I gasped, my new fingers clawing instinctively at the rough stone floor. I felt the incredible, heavy weight of muscle, the coursing warmth of blood, and the sharp, salt-sting of sweat in my eyes. 

I was no longer a spectator. I was a player in the world of the living.

"What in the...?" Zion turned, his sword still smoking from the destruction of the puppet.

He looked down at me—or rather, the man I now inhabited. I was a stranger to him, a man with dark, messy hair and a jagged, white scar running across a strong chin. A body that had seen battle, but was now empty of its original spirit.

"A survivor?" Zion blinked, his suspicion momentarily replaced by the effortless arrogance of the Hero. "You there. How did you get into this sanctum? Speak up!"

I didn't answer. I couldn't. I was too busy learning how to breathe again. Instead, I looked at Liana.

She was standing over the smoking wreckage of the cedar puppet, her face buried in her small hands. Her shoulders were shaking with what looked like hysterical sobs. Zion stepped toward her, reaching out a large, comforting hand to place on her back.

But I saw her eyes through the narrow gaps of her fingers.

She wasn't looking at the shattered wood. She wasn't mourning the "memory." She was looking directly at my new, human chest as it heaved with effort.

The violet light in her pupils flared with a terrifying, ecstatic flame of recognition. She didn't care that I had changed skins. She didn't care that the world now saw a stranger. 

She knew exactly who was behind those new eyes.

Liana wiped her face with a sleeve and turned to Zion, her expression shifting instantly back to one of grateful, tearful relief.

"He's a mercenary I hired, Zion," she lied, her voice as smooth and cooling as silk. "A specialist from the surface. I brought him along to help us with the heavy lifting after... after Kyle's accident. His name is... Mord."
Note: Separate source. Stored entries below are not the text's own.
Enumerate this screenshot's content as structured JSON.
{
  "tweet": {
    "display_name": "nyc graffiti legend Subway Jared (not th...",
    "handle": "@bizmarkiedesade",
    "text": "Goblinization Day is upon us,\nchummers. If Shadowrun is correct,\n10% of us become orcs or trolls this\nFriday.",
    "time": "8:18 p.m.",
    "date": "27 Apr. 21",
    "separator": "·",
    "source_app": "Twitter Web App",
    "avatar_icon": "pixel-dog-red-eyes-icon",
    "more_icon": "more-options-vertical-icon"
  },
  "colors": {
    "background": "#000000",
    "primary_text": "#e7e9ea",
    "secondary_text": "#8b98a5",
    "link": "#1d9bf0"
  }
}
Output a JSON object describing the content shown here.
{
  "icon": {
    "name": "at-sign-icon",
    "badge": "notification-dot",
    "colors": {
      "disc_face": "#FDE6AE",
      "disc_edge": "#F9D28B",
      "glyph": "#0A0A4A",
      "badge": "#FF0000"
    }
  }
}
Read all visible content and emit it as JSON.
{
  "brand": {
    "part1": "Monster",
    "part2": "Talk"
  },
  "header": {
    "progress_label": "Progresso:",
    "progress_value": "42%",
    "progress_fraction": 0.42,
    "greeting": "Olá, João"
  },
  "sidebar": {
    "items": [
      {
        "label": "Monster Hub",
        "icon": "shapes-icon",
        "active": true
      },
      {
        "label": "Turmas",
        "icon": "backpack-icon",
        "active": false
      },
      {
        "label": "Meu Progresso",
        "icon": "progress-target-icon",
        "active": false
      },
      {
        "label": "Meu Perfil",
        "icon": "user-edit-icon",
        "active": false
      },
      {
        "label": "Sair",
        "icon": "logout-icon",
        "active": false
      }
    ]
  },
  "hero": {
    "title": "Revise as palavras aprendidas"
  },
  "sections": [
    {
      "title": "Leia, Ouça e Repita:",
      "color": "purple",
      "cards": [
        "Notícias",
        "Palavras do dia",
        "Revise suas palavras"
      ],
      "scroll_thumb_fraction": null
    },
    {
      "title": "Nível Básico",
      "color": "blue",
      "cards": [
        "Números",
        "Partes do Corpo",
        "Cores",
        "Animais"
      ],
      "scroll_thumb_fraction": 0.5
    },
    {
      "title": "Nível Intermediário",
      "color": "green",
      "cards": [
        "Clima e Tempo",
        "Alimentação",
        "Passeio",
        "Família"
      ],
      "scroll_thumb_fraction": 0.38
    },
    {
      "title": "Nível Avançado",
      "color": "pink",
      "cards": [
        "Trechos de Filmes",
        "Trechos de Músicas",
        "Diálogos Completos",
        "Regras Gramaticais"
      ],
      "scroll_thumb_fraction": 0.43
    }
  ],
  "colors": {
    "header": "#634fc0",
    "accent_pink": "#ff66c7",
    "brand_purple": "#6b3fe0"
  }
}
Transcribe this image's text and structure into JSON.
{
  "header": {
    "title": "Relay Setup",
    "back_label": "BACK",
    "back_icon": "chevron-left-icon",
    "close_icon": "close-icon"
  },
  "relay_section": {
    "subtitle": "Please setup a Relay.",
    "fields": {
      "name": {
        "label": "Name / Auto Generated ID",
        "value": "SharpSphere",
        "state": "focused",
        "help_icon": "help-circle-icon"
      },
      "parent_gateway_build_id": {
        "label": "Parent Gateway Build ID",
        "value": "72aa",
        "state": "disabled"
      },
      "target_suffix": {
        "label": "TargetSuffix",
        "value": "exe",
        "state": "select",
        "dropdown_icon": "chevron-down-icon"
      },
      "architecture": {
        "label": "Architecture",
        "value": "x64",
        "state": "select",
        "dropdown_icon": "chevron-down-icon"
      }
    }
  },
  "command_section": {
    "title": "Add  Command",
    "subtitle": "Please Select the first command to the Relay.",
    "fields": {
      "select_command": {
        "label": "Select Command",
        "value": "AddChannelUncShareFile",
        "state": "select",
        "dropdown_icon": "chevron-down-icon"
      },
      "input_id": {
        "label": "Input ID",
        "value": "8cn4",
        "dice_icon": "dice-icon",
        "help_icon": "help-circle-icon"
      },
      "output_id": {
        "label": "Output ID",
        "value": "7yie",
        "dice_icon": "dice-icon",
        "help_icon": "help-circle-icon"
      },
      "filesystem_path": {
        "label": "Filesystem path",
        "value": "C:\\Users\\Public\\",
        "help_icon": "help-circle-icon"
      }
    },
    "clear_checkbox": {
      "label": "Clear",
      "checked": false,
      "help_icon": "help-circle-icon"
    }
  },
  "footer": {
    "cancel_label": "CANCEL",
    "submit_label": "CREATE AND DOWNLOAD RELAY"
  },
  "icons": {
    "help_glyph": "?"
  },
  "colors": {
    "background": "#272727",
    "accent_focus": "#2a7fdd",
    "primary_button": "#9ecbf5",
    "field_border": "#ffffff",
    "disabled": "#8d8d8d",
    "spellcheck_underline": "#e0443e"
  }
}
Zion grunted, his eyes scanning my new frame before he sheathed his golden blade with a click. "A mercenary? In the heart of an S-rank ruin? He looks like a common peasant to me."

"He's more capable than he looks, Zion," Liana whispered, her gaze returning to mine.

She walked toward me, the hem of her white robes brushing the blood-stained floor. She knelt down and grabbed my new, fleshy hand. Her grip was even tighter than it had been when I was a ghost, her sharp nails biting deep into my skin.

[SYNC RATIO: 85%]

[VESSEL STABILIZED]

"Welcome back to the light, Mord," she murmured, leaning in so close her hair brushed my cheek.

Then, her voice dropped to a level that only I could hear—a cold, razor-sharp edge that promised a lifetime of servitude.

"But remember, Kyle... I gave you this skin. I bought this body for you. If you ever try to run, I'll take it back from you piece by piece, and I'll put you back in the watch."

I shivered. The "Success" of finally having a body was already turning into a new, more tangible prison. I wasn't a companion anymore; I was a possessed object.

As we began the long walk out of the ruin and toward the surface camp, a new notification flickered in the corner of my vision, dark and ominous.

[NEW QUEST: THE IDENTITY LEAK]

[WARNING: ZION'S SUSPICION LEVEL — 45%]

[TIME UNTIL NEXT DISAPPEARANCE: 99 HOURS]

I looked down at the silver watch swaying at Liana's waist. The hands had started moving forward again, but they were ticking with a frantic, unnatural speed. They were moving twice as fast as real time.

My second life was already on a deadline.